Typically, BPA is found in polycarbonate plastic (often hard plastics and vinyl), including some water bottles, baby bottles, and in epoxy resins, which are used to line metal products including some canned foods. Phthalates are mainly used as plasticizers - substances added to plastics to increase their flexibility.
The substance was originally declared safe but recently, many health authorities worldwide reversed its position on BPA and phtalates. The United States, Canada and the European Union have banned some BPAs and phthalates in children’s toys, baby bottles and sippy cups. Consumer pressure has also resulted in many manufacturers discontinued using of the chemical additives in their products. However, there are still numerous products, including canned foods, which still use BPAs and phtalates.
Philip Smith, co-author of the study and a toxicologist at The Institute of Environmental and Human Health at Texas Tech, became interested in chemical exposures from bumpers after using them to train his own Labrador Retrievers. "Some of the dogs are exposed to plastic bumpers from the time they are born until the day they die. We all want our pets to be healthy," Smith told Environmental Health News.
The study took orange and white bumpers and then measured how much BPA and phthalates leached from the plastic items into dishes filled with artificial dog saliva. Since simulated saliva was used, it is difficult to say how much actual leaching would occur in a dog's mouth.
The bumpers were also exposed to simulated chewing. Chewed bumpers leached more BPAs and phalates than those simply left outside to the elements for a period of time. Further studies would need to be done in order to begin to estimate actual exposure of the chemicals to a dog. However, scientists suspect that the levels of chemicals observed from the bumpers would be considered very high when compared with children's toys.
Researchers also tested pet toys sold through major retailers.
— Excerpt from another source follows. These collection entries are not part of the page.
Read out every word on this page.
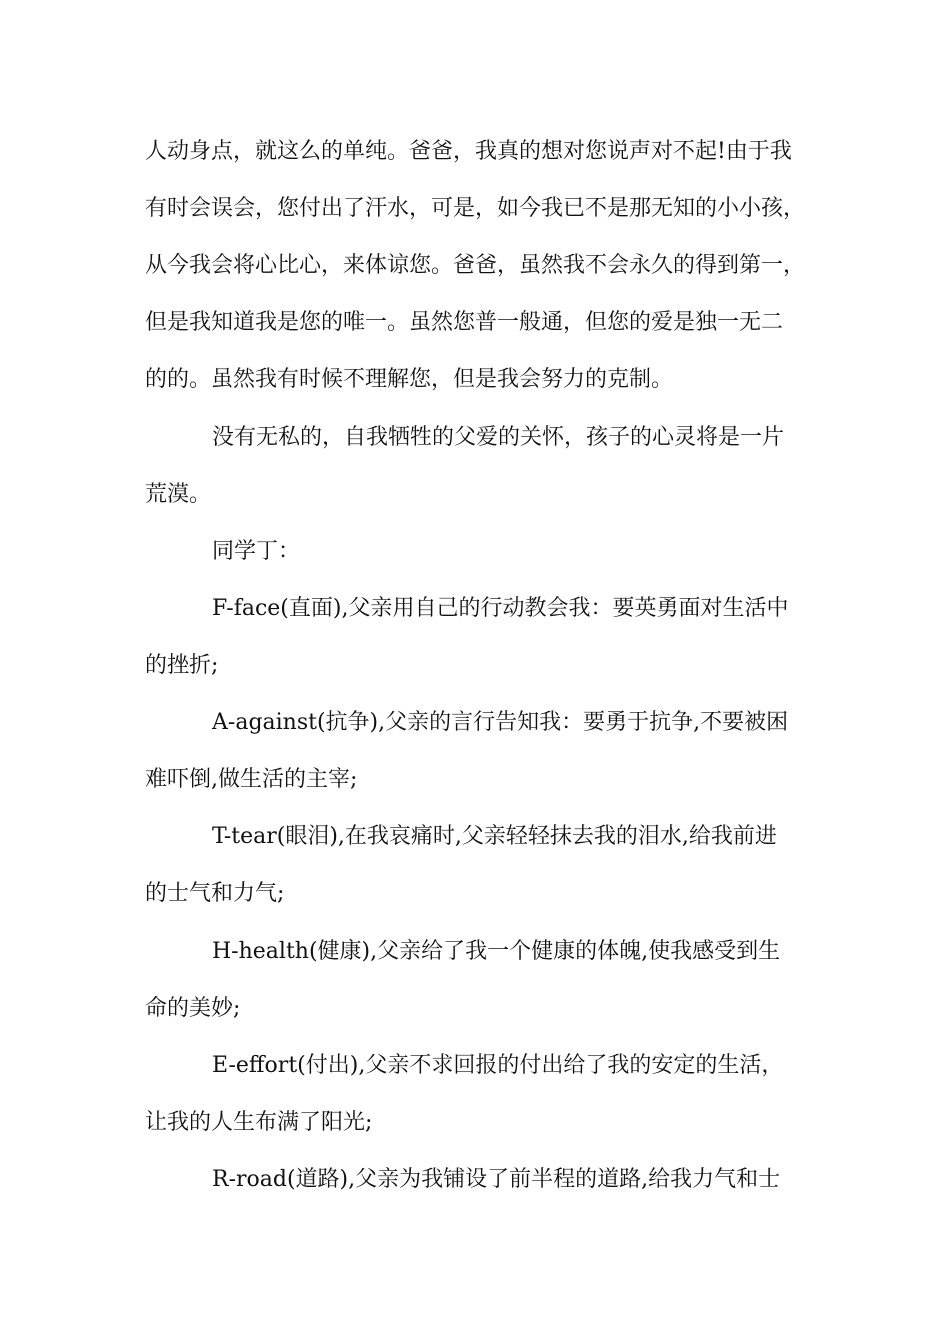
人动身点，就这么的单纯。爸爸，我真的想对您说声对不起!由于我
有时会误会，您付出了汗水，可是，如今我已不是那无知的小小孩，
从今我会将心比心，来体谅您。爸爸，虽然我不会永久的得到第一，
但是我知道我是您的唯一。虽然您普一般通，但您的爱是独一无二
的的。虽然我有时候不理解您，但是我会努力的克制。
没有无私的，自我牺牲的父爱的关怀，孩子的心灵将是一片
荒漠。
同学丁：
F-face(直面),父亲用自己的行动教会我：要英勇面对生活中
的挫折;
A-against(抗争),父亲的言行告知我：要勇于抗争,不要被困
难吓倒,做生活的主宰;
T-tear(眼泪),在我哀痛时,父亲轻轻抹去我的泪水,给我前进
的士气和力气;
H-health(健康),父亲给了我一个健康的体魄,使我感受到生
命的美妙;
E-effort(付出),父亲不求回报的付出给了我的安定的生活，
让我的人生布满了阳光;
R-road(道路),父亲为我铺设了前半程的道路,给我力气和士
Bumpers tended to leach higher concentrations than other toys, but preliminary test results showed that some store-bought toys might have leached other hormonally-active chemicals.
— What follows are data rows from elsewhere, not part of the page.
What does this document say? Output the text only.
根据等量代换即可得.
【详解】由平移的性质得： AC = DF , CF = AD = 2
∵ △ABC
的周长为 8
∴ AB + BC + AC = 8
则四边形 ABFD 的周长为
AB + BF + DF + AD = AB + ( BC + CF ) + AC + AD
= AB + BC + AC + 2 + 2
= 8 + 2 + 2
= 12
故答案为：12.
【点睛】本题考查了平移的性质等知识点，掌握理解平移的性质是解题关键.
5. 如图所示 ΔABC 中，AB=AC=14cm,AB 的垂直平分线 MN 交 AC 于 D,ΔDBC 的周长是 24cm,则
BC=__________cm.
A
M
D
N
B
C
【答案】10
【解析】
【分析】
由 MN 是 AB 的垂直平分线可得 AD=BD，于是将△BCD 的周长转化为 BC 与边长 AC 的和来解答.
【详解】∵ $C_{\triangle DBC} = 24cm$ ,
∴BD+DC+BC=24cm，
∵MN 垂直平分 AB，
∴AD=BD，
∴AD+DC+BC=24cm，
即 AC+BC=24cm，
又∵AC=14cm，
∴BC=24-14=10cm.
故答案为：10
"A lot of plastic products are used for dogs, so to understand the potential for some of the chemicals to leach out from toys is a new and important area of research," said veterinarian Safdar Khan, senior director of toxicology research at the ASPCA's Poison Control Center in Illinois. Dr. Khan also pointed out that there may be other potential sources of environmental chemicals - such as house dust - that affect dogs, given they are much closer to the ground than humans.
Although more research needs to be done on the potential health risks for dogs exposed to BPA and phthalates Smith said that consumer education about potential risk seems warranted based on their data.
A number of popular dog toy manufacturers do have BPA and phtalate-free products available. They include: West Paw Design, Chewber, Planet Dog, Jolly Pets, Nylabone and Kong.